Famous Lawyers & Judges/Supreme Court Justice

Robert H. Jackson

Associate Justice of the Supreme Court

1892 - 1954

Served as chief prosecutor at the Nuremberg Trials and authored some of the most eloquent opinions in Supreme Court history on executive power, free speech, and individual liberty.

Biography

Robert H. Jackson served on the Supreme Court from 1941 to 1954 and is widely regarded as one of the finest writers ever to sit on the Court. Uniquely among Supreme Court Justices, Jackson never attended college or earned a law degree—he was admitted to the bar after completing a clerkship and passing the New York bar exam.

Jackson's career before the Court was remarkable: he served as Solicitor General, Attorney General, and then took leave from the Court to serve as chief American prosecutor at the Nuremberg Trials of Nazi war criminals. His opening statement at Nuremberg is considered one of the great speeches of the twentieth century, establishing the principle that individuals—including heads of state—bear personal responsibility for violations of international law.

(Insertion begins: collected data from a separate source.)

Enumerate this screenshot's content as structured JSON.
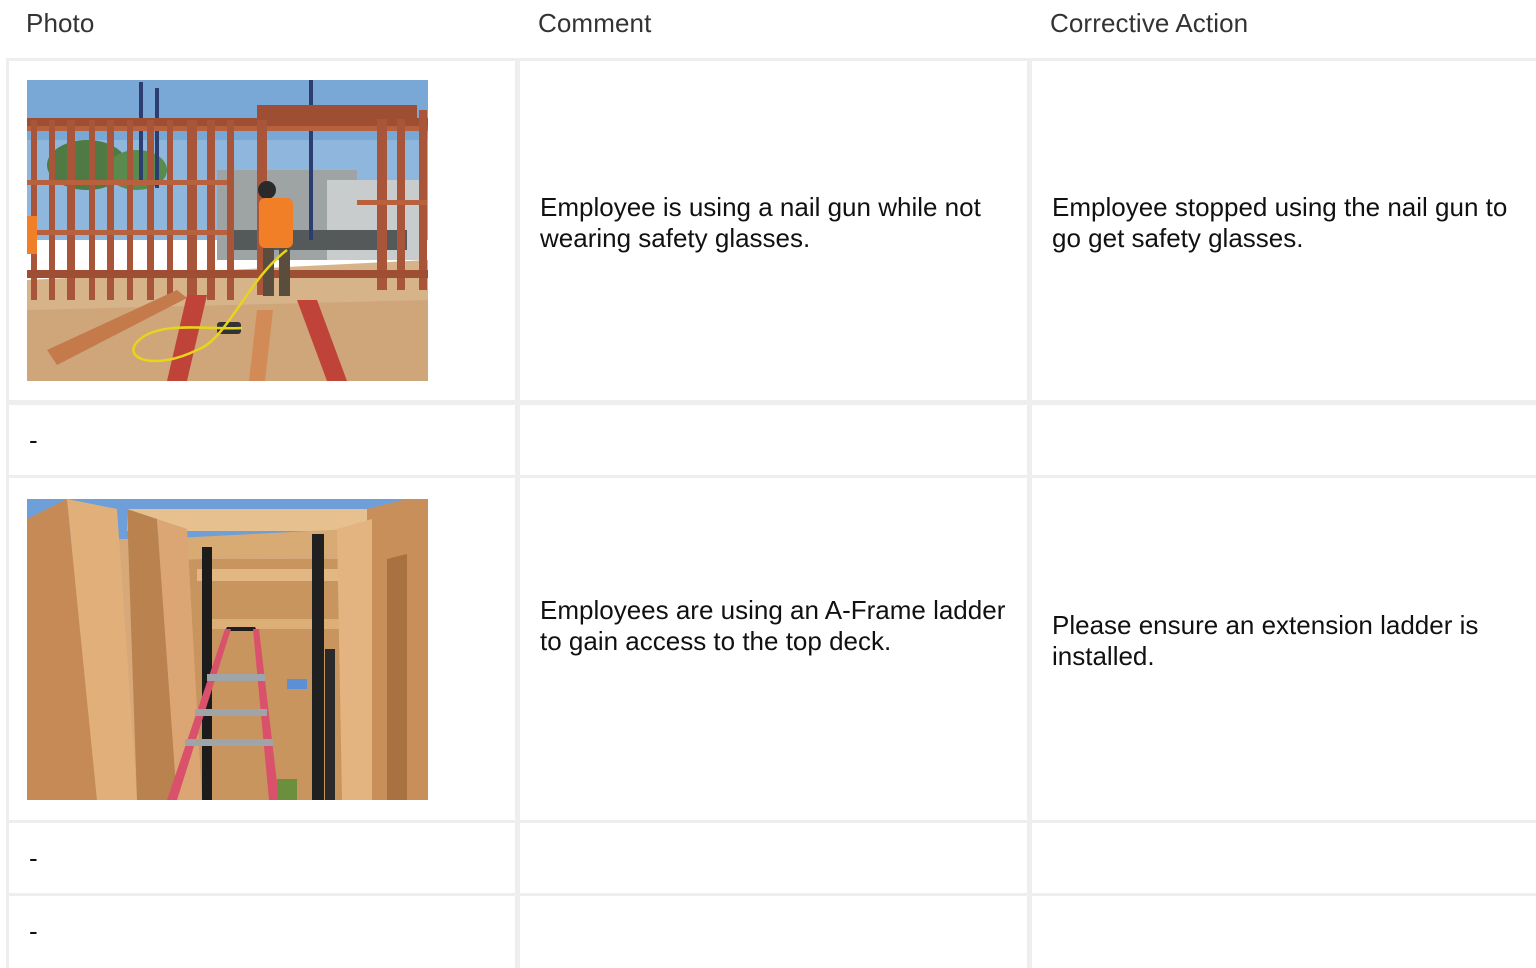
{
  "table": {
    "headers": {
      "photo": "Photo",
      "comment": "Comment",
      "corrective_action": "Corrective Action"
    },
    "rows": [
      {
        "photo": "construction-site-nail-gun-photo",
        "comment": "Employee is using a nail gun while not wearing safety glasses.",
        "corrective_action": "Employee stopped using the nail gun to go get safety glasses."
      },
      {
        "photo": "-",
        "comment": "",
        "corrective_action": ""
      },
      {
        "photo": "a-frame-ladder-photo",
        "comment": "Employees are using an A-Frame ladder to gain access to the top deck.",
        "corrective_action": "Please ensure an extension ladder is installed."
      },
      {
        "photo": "-",
        "comment": "",
        "corrective_action": ""
      },
      {
        "photo": "-",
        "comment": "",
        "corrective_action": ""
      }
    ]
  }
}
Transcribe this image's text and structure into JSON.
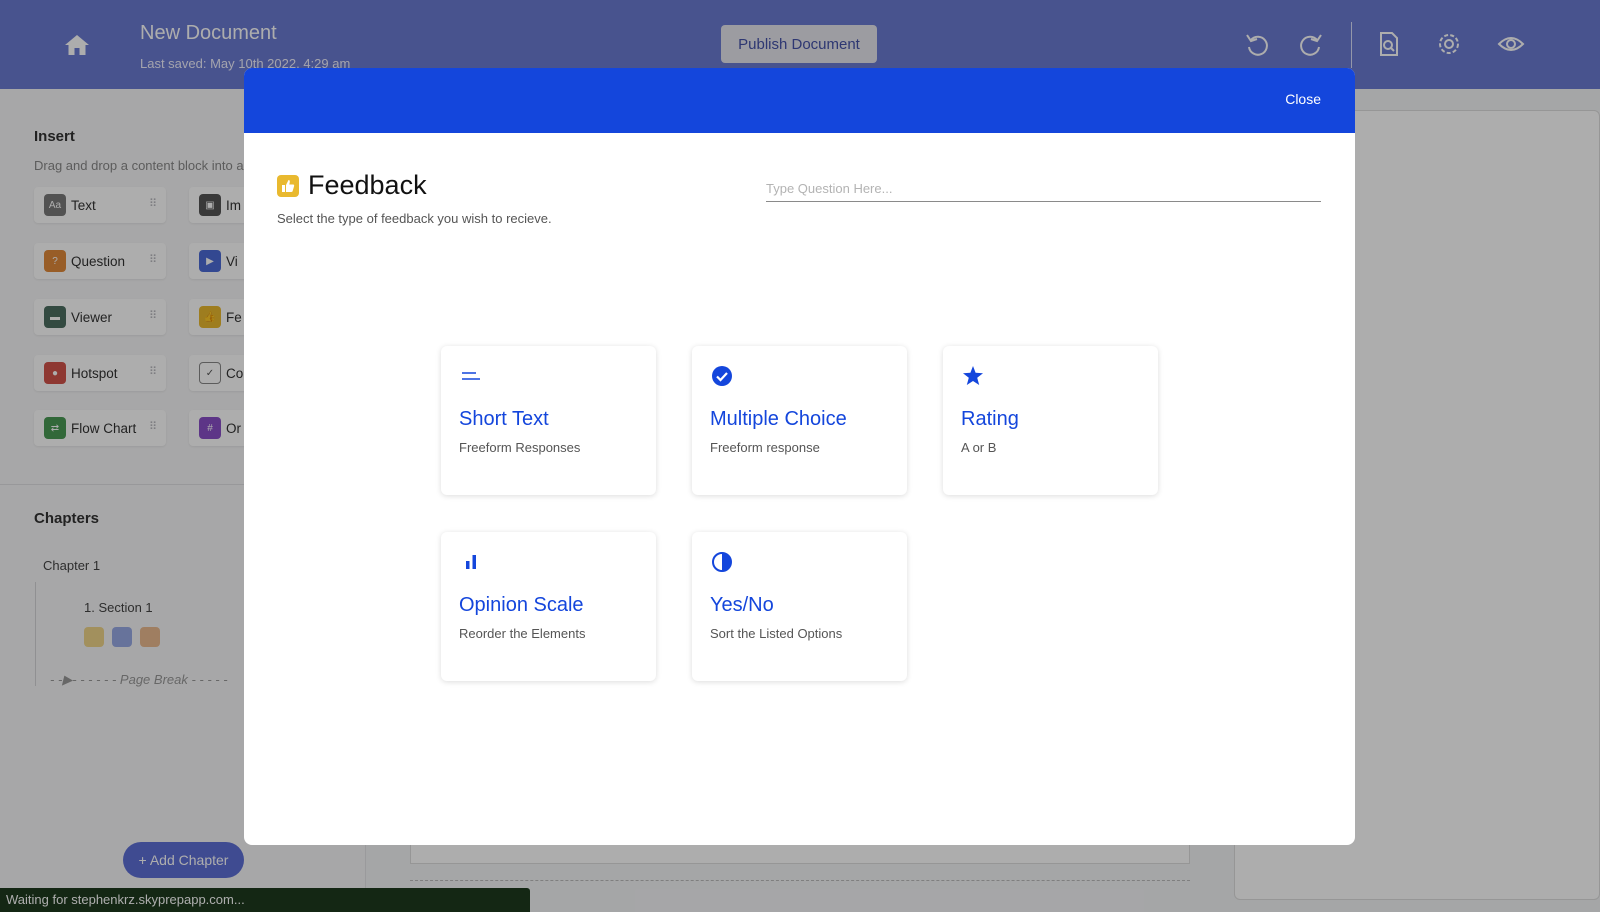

On the Court, Jackson authored opinions of extraordinary literary quality and analytical depth. His concurrence in Youngstown Sheet & Tube Co. v. Sawyer (1952) remains the definitive framework for analyzing presidential power, and his dissent in Korematsu v. United States (1944) is a powerful rebuke of racial discrimination masquerading as military necessity.

Major Accomplishments

  1. 1Chief American prosecutor at the Nuremberg Trials
  2. 2Authored the Youngstown framework for presidential power
  3. 3Served as Solicitor General and Attorney General of the United States
  4. 4Wrote landmark opinions on free speech and religious liberty
  5. 5Reached the Supreme Court without a college degree or law degree

Notable Opinions & Cases

Youngstown Sheet & Tube Co. v. Sawyer (concurrence)

1952

Established the three-zone framework for analyzing presidential power that remains definitive today

West Virginia State Board of Education v. Barnette

1943

Struck down compulsory flag salute, declaring that no official can prescribe what shall be orthodox in politics, religion, or opinion

Korematsu v. United States (dissent)

1944

Powerful dissent against Japanese internment, warning that the principle would lie about 'like a loaded weapon'

Wickard v. Filburn (majority)

1942

Expanded Commerce Clause power to reach purely local agricultural activity

Legacy

Jackson's influence extends far beyond his time on the Court. The Youngstown concurrence is the starting point for every modern executive power analysis. His Barnette opinion is among the most frequently quoted passages in constitutional law. His work at Nuremberg helped establish international criminal law as a field and set precedents that led to the creation of the International Criminal Court.

Famous Quotes

If there is any fixed star in our constitutional constellation, it is that no official, high or petty, can prescribe what shall be orthodox in politics, nationalism, religion, or other matters of opinion.

The Constitution is not a suicide pact.

We are not final because we are infallible, but we are infallible only because we are final.

The privilege against self-incrimination is one of the great landmarks in man's struggle to make himself civilized.